Bij gebruik van artikel 15c Besluit FTK onder bovenstaande voorwaarden zijn artikel 137, tweede lid, onderdelen a en b Pw dan wel artikel 132, tweede lid, onderdelen a en b van de Wet verplichte beroepspensioenregeling niet van toepassing. De tijdelijke regeling leidt niet tot een aanpassing van bestaande voorwaarden voor het compenseren van misgelopen toeslagen in het verleden (inhaalindexatie) of in het verleden doorgevoerde vermindering van pensioenaanspraken en pensioenrechten.

Besluitvorming door het pensioenfonds moet passen binnen het vastgestelde eigen toeslagenbeleid

Pensioenfondsen die ervoor kiezen gebruik te maken van deze tijdelijke regeling, zullen eerst moeten bezien of dit past binnen het eigen toeslagbeleid en eventueel leidt tot wijziging van fondsdocumenten. Indien nodig, dienen pensioenfondsen het toeslagbeleid en de fondsdocumenten te wijzigen. Hiervoor gelden de gebruikelijke procedures. Dit is opgenomen in de toelichting bij de tijdelijke regeling. Als het hierbij gaat om een wijziging van het pensioenreglement, uitvoeringsreglement, uitvoeringsovereenkomst en/of actuariële en bedrijfstechnische nota, dan zendt het pensioenfonds binnen twee weken na totstandkoming van de wijziging een door het bestuur gewaarmerkt exemplaar van wijziging aan DNB toe, zoals is voorgeschreven in artikel 113 van de Pensioenwet. Zie ook het factsheet Rapportage en fondsstukken

Een wijziging van het toeslagbeleid vergt voorafgaande goedkeuring van een belanghebbendenorgaan (artikel 115c, lid 9 Pw). Als de wijziging van het toeslagenbeleid ook leidt tot wijziging van uitvoeringsovereenkomst of uitvoeringsreglement (artikel 25 Pensioenwet), geldt dat verantwoordingsorgaan (artikel 115a, lid 3 Pw) en belanghebbendenorgaan (artikel 115c, lid 2 Pw) een adviesrecht hebben op deze wijziging.

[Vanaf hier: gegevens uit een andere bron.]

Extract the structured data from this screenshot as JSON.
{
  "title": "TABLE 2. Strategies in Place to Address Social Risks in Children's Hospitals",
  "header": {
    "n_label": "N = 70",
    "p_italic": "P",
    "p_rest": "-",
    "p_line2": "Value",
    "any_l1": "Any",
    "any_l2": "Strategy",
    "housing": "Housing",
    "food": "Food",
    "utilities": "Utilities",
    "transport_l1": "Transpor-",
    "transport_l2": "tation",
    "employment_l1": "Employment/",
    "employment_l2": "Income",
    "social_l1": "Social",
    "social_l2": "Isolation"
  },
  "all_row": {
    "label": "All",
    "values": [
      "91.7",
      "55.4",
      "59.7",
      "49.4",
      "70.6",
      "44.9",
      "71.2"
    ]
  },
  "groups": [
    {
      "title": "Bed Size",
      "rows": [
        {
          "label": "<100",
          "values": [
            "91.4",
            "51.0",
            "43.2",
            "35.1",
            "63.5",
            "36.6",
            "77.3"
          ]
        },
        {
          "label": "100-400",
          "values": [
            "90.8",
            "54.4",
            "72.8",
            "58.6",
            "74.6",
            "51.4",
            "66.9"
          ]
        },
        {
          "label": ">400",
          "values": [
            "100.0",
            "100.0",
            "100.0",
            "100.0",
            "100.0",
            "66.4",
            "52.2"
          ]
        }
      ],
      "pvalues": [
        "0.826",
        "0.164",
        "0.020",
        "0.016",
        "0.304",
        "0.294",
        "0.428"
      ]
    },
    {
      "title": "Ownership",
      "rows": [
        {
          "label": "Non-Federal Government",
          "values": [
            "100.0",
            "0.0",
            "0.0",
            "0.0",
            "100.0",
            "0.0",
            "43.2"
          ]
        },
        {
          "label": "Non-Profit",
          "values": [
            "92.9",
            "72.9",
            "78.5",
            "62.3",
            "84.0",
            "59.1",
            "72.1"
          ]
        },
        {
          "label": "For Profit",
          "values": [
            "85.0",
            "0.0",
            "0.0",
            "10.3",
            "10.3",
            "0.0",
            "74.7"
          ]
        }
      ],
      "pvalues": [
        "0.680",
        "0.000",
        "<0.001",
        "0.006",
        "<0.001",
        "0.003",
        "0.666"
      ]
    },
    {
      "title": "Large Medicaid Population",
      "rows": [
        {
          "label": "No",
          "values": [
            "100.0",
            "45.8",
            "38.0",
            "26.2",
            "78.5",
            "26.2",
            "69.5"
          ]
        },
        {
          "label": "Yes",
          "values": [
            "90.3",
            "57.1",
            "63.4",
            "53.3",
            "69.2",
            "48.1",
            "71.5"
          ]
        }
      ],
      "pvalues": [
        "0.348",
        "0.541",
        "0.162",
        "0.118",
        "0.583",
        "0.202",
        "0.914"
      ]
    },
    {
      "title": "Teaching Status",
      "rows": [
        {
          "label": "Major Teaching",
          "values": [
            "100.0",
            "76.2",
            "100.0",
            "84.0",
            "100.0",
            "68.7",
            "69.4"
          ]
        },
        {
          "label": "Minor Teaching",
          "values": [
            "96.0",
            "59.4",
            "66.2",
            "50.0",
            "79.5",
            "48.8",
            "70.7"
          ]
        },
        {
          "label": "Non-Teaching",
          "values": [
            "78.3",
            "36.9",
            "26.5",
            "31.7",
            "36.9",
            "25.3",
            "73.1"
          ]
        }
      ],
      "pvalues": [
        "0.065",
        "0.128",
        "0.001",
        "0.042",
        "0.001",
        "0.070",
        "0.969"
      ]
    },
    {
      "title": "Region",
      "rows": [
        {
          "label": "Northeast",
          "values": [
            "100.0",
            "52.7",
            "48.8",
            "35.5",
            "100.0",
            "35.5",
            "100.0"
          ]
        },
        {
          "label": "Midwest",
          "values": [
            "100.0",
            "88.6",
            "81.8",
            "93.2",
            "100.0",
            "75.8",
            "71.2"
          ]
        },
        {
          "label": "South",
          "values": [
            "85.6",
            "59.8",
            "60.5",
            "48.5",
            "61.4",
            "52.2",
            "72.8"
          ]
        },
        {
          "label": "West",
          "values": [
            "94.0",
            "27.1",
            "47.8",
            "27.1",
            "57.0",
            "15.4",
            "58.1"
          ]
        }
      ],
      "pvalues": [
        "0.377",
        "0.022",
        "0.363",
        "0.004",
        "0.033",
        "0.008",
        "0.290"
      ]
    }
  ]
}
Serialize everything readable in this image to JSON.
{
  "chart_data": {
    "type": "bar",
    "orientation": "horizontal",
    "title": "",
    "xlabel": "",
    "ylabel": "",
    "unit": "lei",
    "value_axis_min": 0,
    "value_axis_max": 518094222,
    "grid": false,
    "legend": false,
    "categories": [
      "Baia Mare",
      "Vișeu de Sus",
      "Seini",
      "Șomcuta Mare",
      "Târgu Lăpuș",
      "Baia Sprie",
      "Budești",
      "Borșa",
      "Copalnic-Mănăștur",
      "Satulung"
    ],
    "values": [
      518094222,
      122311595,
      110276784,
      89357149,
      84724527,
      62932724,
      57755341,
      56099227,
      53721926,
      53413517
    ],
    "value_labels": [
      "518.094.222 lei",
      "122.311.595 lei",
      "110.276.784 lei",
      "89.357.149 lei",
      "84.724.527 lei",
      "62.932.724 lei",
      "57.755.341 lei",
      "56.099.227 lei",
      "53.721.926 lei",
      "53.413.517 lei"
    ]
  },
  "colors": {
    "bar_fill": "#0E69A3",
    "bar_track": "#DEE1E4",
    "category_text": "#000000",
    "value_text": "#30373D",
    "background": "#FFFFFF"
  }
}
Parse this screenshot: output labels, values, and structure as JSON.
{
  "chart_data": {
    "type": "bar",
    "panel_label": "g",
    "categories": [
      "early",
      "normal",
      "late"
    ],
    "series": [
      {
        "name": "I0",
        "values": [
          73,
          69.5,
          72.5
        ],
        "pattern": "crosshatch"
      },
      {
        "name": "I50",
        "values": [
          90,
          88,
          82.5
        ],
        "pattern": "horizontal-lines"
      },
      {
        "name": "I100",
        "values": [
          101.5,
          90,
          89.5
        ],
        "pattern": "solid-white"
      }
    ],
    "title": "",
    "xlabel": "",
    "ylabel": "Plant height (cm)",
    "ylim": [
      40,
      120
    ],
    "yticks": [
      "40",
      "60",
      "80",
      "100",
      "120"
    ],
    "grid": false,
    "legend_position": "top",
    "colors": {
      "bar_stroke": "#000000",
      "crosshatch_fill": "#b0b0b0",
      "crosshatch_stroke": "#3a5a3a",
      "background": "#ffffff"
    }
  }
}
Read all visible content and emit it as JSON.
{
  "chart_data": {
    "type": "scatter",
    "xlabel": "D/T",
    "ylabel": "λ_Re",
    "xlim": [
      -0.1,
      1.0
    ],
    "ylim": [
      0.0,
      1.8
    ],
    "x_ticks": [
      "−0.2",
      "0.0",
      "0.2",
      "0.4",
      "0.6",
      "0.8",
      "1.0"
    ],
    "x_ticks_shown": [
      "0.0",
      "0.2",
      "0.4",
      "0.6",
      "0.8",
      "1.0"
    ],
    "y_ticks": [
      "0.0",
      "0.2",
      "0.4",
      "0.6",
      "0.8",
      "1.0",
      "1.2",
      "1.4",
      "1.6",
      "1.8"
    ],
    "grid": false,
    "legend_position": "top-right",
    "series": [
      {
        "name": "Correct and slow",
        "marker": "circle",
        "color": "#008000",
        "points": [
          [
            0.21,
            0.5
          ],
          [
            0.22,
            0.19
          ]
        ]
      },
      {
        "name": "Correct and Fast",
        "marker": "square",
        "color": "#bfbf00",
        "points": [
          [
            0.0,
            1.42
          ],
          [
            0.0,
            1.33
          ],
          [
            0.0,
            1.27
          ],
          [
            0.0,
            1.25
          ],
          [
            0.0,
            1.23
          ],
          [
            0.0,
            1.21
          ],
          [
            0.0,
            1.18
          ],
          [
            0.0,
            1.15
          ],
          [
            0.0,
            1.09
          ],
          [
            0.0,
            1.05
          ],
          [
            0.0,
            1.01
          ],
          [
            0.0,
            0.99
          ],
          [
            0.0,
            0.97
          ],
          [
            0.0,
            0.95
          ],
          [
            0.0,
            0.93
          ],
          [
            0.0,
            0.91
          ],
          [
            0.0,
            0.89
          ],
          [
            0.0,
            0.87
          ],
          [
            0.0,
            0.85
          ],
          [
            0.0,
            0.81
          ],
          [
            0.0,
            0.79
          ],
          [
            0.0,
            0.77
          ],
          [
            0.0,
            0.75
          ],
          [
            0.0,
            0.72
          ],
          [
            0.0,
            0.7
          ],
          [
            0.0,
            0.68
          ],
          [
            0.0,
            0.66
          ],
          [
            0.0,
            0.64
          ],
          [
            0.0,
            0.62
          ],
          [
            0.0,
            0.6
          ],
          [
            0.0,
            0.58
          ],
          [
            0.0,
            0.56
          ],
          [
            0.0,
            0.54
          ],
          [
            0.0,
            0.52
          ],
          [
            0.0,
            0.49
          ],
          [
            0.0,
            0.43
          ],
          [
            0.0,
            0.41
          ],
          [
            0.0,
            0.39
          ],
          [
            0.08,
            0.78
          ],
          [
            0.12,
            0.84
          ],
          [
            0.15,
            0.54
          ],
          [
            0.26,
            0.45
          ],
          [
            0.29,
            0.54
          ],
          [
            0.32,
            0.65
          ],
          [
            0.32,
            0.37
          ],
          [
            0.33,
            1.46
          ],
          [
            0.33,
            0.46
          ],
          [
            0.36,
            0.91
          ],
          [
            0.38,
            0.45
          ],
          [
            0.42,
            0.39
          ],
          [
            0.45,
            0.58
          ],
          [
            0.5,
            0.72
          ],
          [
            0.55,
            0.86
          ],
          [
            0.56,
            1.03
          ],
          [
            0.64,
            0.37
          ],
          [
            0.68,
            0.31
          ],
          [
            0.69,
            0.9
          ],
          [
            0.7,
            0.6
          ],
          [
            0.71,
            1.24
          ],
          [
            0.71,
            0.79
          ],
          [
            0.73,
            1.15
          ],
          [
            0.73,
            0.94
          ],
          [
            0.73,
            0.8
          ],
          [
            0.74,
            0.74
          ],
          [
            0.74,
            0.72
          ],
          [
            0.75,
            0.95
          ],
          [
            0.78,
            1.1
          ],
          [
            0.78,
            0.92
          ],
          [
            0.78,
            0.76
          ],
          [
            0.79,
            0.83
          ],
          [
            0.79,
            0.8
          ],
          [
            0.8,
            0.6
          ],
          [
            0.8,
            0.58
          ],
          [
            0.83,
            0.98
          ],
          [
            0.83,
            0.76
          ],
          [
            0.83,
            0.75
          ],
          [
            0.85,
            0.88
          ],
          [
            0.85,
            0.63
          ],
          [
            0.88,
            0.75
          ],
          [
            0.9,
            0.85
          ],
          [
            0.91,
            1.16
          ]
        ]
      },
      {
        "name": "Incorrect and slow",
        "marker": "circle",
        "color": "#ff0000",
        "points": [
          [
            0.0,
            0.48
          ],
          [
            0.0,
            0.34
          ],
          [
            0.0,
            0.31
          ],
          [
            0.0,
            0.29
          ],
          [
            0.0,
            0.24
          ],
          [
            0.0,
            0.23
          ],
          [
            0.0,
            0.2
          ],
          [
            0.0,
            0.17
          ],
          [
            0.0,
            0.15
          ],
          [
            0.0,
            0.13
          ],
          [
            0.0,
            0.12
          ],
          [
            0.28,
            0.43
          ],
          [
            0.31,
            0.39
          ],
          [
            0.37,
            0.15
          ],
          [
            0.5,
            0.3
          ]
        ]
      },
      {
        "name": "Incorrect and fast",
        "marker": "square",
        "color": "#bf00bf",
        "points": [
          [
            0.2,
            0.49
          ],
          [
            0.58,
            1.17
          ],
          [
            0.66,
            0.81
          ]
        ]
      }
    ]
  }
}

Als het gebruik van deze tijdelijke regeling leidt tot wijziging van beleid en fondsdocumenten waarbij fondsorganen betrokken moeten worden bij het voorgenomen besluit, kan dat gecombineerd worden met de voorwaarde in de tijdelijke regeling dat verantwoordingsorgaan of belanghebbendenorgaan zo spoedig mogelijk over het besluit tot toeslagverlening worden geïnformeerd.

Voor de status van deze beleidsuiting en uitleg daarover kunt u de leeswijzer beleidsuitingen DNB raadplegen.